On Thursday, January 10, 2019 at 5:46:48 AM UTC, palsing wrote:
On Wednesday, January 9, 2019 at 9:17:54 PM UTC-8, Gerald Kelleher wrote:

Most contributors to this forum here show too much damage...


Gee, I hope I'm not one of them, Gerald... I don't know if I could live with this burden...


Celestial sphere enthusiasts don't carry burdens as the damage is so extensive and perceptually limiting that even when the celestial bubble is smashed into pieces, they can't breath the fresh air of astronomy.

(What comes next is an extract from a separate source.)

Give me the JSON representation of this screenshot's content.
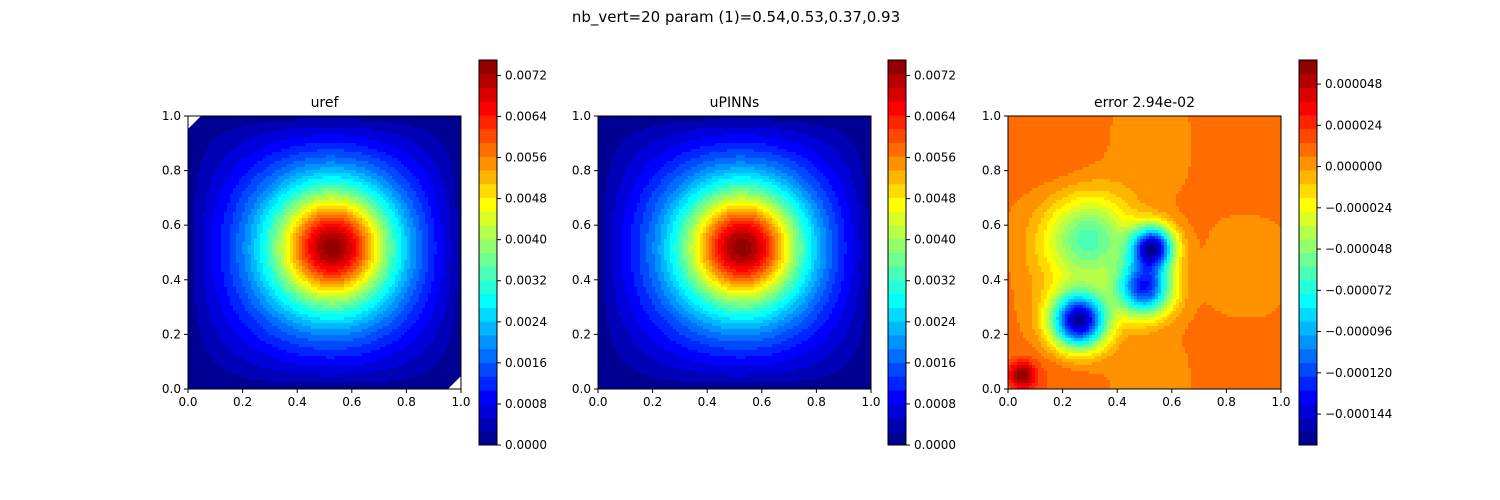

https://www.youtube.com/watch?v=3VVCiPp67vI&t=207s


You could have your beloved RA/Dec system for identification so long as the observations are not used to discern the actual motions of the planets nor the structure of the solar system unlike the older framework of Ptolemy where the Sun didn't wander but the planets did -

http://community.dur.ac.uk/john.luce...n_ecliptic.gif

The cake-and-eat-it mob want the Sun to wander too thereby undoing what the original Sun-centred astronomers did in respect to the slower moving planets but more importantly now when the Sun can be seen at the centre of the back and forth or direct/retrograde motions of Mercury and Venus -

http://community.dur.ac.uk/john.luce...solar_year.gif


I never carried a burden on behalf of the technical and historical details of astronomy nor is it meant to draw attention to anything other than what contemporary imaging does by condensing observations and allowing perspectives we couldn't have before. I do, however, carry dismay that people haven't discovered what exists beyond a limiting celestial sphere astronomy.